Но ведь, с другой стороны, позитивизм — это целая эпоха, и эпоха немалая — вся вторая половина XIX в. Конечно, далеко не все, что тогда происходило, умещалось в его границах, но умещалось многое — от Чернышевского до Н. Данилевского, от Гончарова до Н. Федорова; разумеется, не во всем, не полностью, но в целом ряде важных аспектов. А те, что не умещались, — Достоевский, Толстой, Лесков или Вл. Соловьев — так или иначе были вынуждены выразить свое мнение по отношению к позитивизму, потому что в те времена именно он был главной системой отсчета в воззрениях на природу, общество, историю и даже искусство. Позитивизм, а не материализм — настоящие материалисты были тогда в меньшинстве, — и не реализм, так как спустя сто лет трудно говорить о реализме применительно к химии или к истории. Писарев славил именно позитивизм, называя его по-русски и по-тогдашнему — реализмом. Как иначе назвать преобладавшую тогда иронию или равнодушие к потустороннему миру и вообще ко всему так называемому “вечному” или “сокровенному”, которым противостояла непоколебимая вера в “линейный” прогресс и тяга к “практическому делу”, будь то организация школ и больниц или изучение личных архивов русских писателей? Позитивизм — не как философское направление или научный метод, а как преобладавшее в обществе умонастроение — оказался тем духом эпохи, который господствовал в Европе тогда же, когда промышленный капитализм царил в области экономики, реализм (и в меньшей степени натурализм) господствовал в литературе, а эклектика и “программная” стилизация — в архитектуре и музыке.

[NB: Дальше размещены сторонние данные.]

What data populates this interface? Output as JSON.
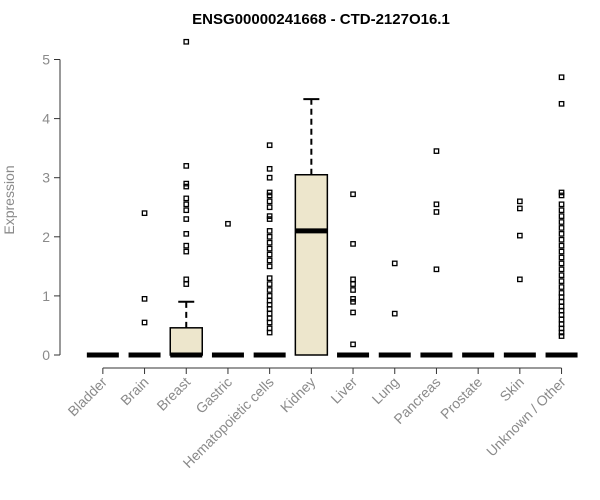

Его значение и влияние были огромны. Стоит ли говорить о том, что исходной точкой для построения сложнейшей философской концепции Чехова во многом послужил тот самый Бокль, о котором упоминает лакей Яша в “Вишневом саде”, и что Блок с Белым тоже начинали не с Ницше и Бергсона, а со Спенсера? Да и в советское время — не во “взвихренные” 1920-е гг., а позже — как и чему учили нас в школе? Номинально — марксизму-ленинизму, но это же было не знание, не наука, а идеология в самом пошлом пропагандистском смысле слова. Под видом Марксовых или ленинских открытий нам внушали гегелевское понимание свободы или хода истории, а конкретные факты излагали по Карамзину, Соловьеву или Ключевскому. В математике же, географии, физике или биологии едва ли не безраздельно господствовал позитивизм, и слава Богу: благодаря ему мы знаем хотя бы половину того, что знали выпускники царских гимназий. Над ним добродушно посмеивались, его критиковали… за философский идеализм, которого в нем не было, но его молча допускали и молча поощряли, потому что альтернативами были или настоящая философия ХХ в. (это было страшно: чревато крахом всей “системы”), или — полное невежество (а это было стыдно: чревато потерей престижа, “лица”)2.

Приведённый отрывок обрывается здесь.